In the embodiment, a linear SVM, a KNN classifier, a BP neural network classifier and a random forest multiple classifier are adopted to verify the feature extraction effect of the invention.
According to the heart beat category standard specified by the American Association for medical instrumentation and advancement (AAMI), 15 heart beats are integrated into 5 heart beats, namely N, S, V, F and Q, and the contents of the five heart beats are shown in Table 1.

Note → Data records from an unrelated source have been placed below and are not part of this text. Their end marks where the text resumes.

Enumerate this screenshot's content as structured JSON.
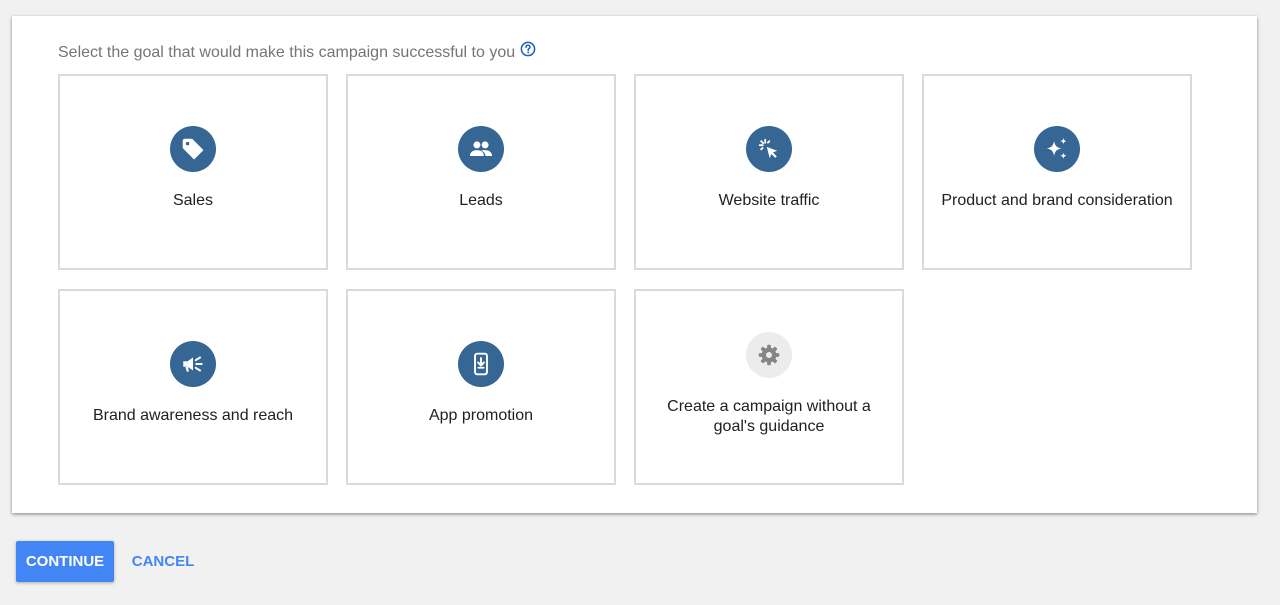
{
  "prompt": {
    "text": "Select the goal that would make this campaign successful to you",
    "help_icon": "help-circle-icon"
  },
  "goals": [
    {
      "label": "Sales",
      "icon": "tag-icon"
    },
    {
      "label": "Leads",
      "icon": "people-icon"
    },
    {
      "label": "Website traffic",
      "icon": "cursor-click-icon"
    },
    {
      "label": "Product and brand consideration",
      "icon": "sparkle-icon"
    },
    {
      "label": "Brand awareness and reach",
      "icon": "megaphone-icon"
    },
    {
      "label": "App promotion",
      "icon": "phone-download-icon"
    },
    {
      "label": "Create a campaign without a goal's guidance",
      "icon": "gear-icon"
    }
  ],
  "actions": {
    "continue_label": "CONTINUE",
    "cancel_label": "CANCEL"
  },
  "colors": {
    "icon_circle": "#356694",
    "icon_circle_neutral": "#ececec",
    "primary_button": "#4285f4",
    "tile_border": "#dadada",
    "page_background": "#f1f1f1"
  }
}
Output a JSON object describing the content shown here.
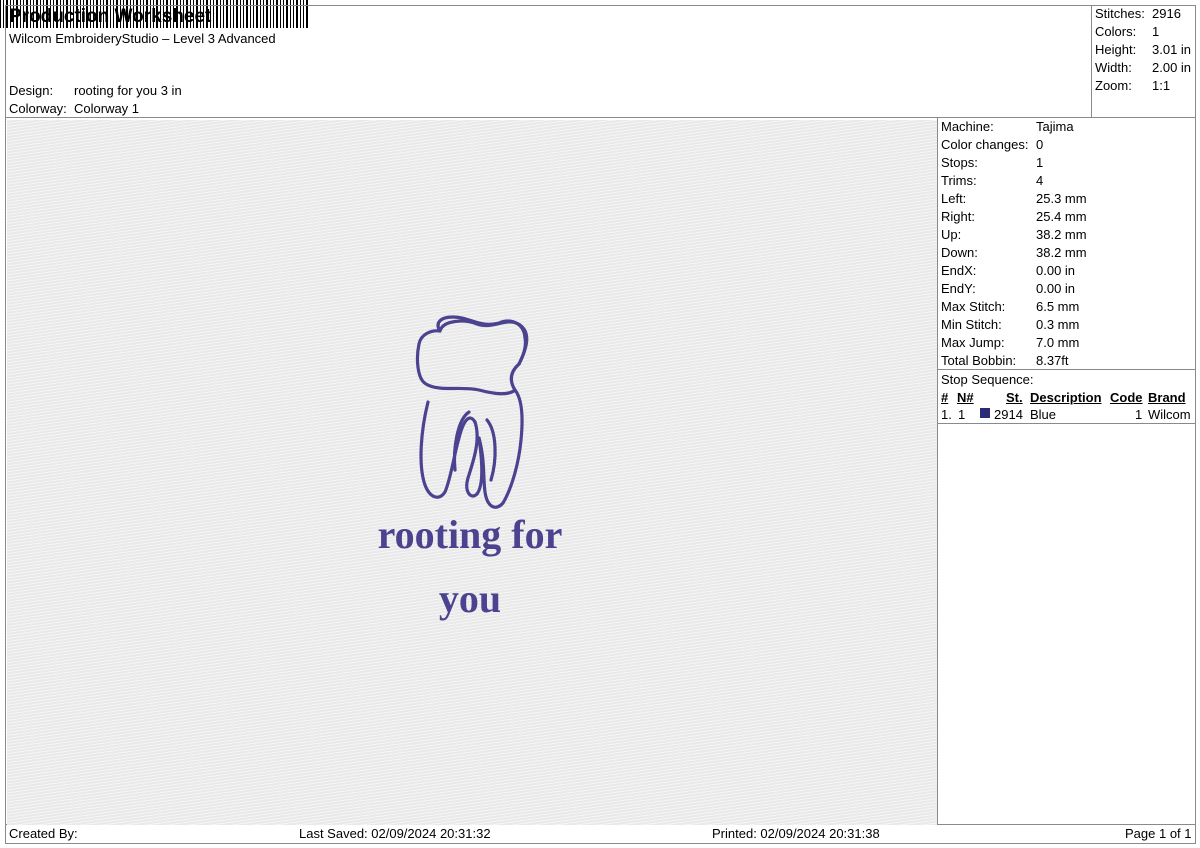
{
  "header": {
    "title": "Production Worksheet",
    "subtitle": "Wilcom EmbroideryStudio – Level 3 Advanced",
    "design_label": "Design:",
    "design_value": "rooting for you 3 in",
    "colorway_label": "Colorway:",
    "colorway_value": "Colorway 1"
  },
  "summary": [
    {
      "label": "Stitches:",
      "value": "2916"
    },
    {
      "label": "Colors:",
      "value": "1"
    },
    {
      "label": "Height:",
      "value": "3.01 in"
    },
    {
      "label": "Width:",
      "value": "2.00 in"
    },
    {
      "label": "Zoom:",
      "value": "1:1"
    }
  ],
  "machine_stats": [
    {
      "label": "Machine:",
      "value": "Tajima"
    },
    {
      "label": "Color changes:",
      "value": "0"
    },
    {
      "label": "Stops:",
      "value": "1"
    },
    {
      "label": "Trims:",
      "value": "4"
    },
    {
      "label": "Left:",
      "value": "25.3 mm"
    },
    {
      "label": "Right:",
      "value": "25.4 mm"
    },
    {
      "label": "Up:",
      "value": "38.2 mm"
    },
    {
      "label": "Down:",
      "value": "38.2 mm"
    },
    {
      "label": "EndX:",
      "value": "0.00 in"
    },
    {
      "label": "EndY:",
      "value": "0.00 in"
    },
    {
      "label": "Max Stitch:",
      "value": "6.5 mm"
    },
    {
      "label": "Min Stitch:",
      "value": "0.3 mm"
    },
    {
      "label": "Max Jump:",
      "value": "7.0 mm"
    },
    {
      "label": "Total Bobbin:",
      "value": "8.37ft"
    }
  ],
  "stop_sequence": {
    "title": "Stop Sequence:",
    "columns": {
      "num": "#",
      "n": "N#",
      "st": "St.",
      "description": "Description",
      "code": "Code",
      "brand": "Brand"
    },
    "rows": [
      {
        "num": "1.",
        "n": "1",
        "st": "2914",
        "description": "Blue",
        "code": "1",
        "brand": "Wilcom",
        "color": "#2b2a7a"
      }
    ]
  },
  "design": {
    "text_line1": "rooting for",
    "text_line2": "you",
    "thread_color": "#4b4290"
  },
  "footer": {
    "created_by": "Created By:",
    "last_saved": "Last Saved: 02/09/2024 20:31:32",
    "printed": "Printed: 02/09/2024 20:31:38",
    "page": "Page 1 of 1"
  }
}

TABLE 1 AAMI assign centering beat class division Table
In this embodiment, noisy ECG signals of MIT-BIH database are used to test the classification effect of the present invention, and table 2 shows the number of heart beats of each type after preprocessing, and the total number of heart beats is 107168. It is evident from table 2 that the number of heartbeats in each category is severely unbalanced, with the least F heartbeats being less than one percent of the N heartbeats. In this embodiment, 10 classification experiments are performed, about one tenth of heartbeats is randomly extracted from each classification to form a training set to train the classifier, the total number of heartbeats is 10715, and the rest heartbeats are used as the classification set to test the classification effect.
Categories
|
Total number of heart beats
|
Training set of heart beat counts
|
Heart beat number of classification collection
|
N
|
90411
|
9041
|
89370
|
S
|
2778
|
277
|
2501
|
V
|
7227
|
722
|
6505
|
F
|
802
|
80
|
722
|
Q
|
5950
|
595
|
5355
|
Total of
|
107168
|
10715
|
96453 |
TABLE 2 Heart beat sample number table
When various classifiers are used for classification, the parameter configuration is the same, as shown in table 3.
Item
|
Parameter(s)
|
Heart beat matrix size
|
15x20
|
First stage PCA Filter count
|
9
|
Second stage PCA Filter count
|
9
|
Block sample size in PCA filter extraction process
|
7x7
|
Block histogram processing stage block sample size
|
7x7
|
Block histogram processing stage block sample overlap rate
|
0.5 |
Table 3 table for configuring classifier parameters of this embodiment
The obtained classification result is shown in fig. 7, and it can be seen that the method for extracting the electrocardio-features based on the PCANet has robustness on noise, does not need to remove the noise when performing the cardiac beat feature extraction and classification, can prevent the adverse effect of the noise removal process on the electrocardio-feature extraction, and has significant advantages when classifying the noisy cardiac beats; and the classification effect on the unbalanced heartbeat is also better.
The above description is only a preferred embodiment of the present invention, and the present invention is not limited to the above embodiment, and the present invention shall fall within the protection scope of the present invention as long as the technical effects of the present invention are achieved by the same means. The invention is capable of other modifications and variations in its technical solution and/or its implementation, within the scope of protection of the invention.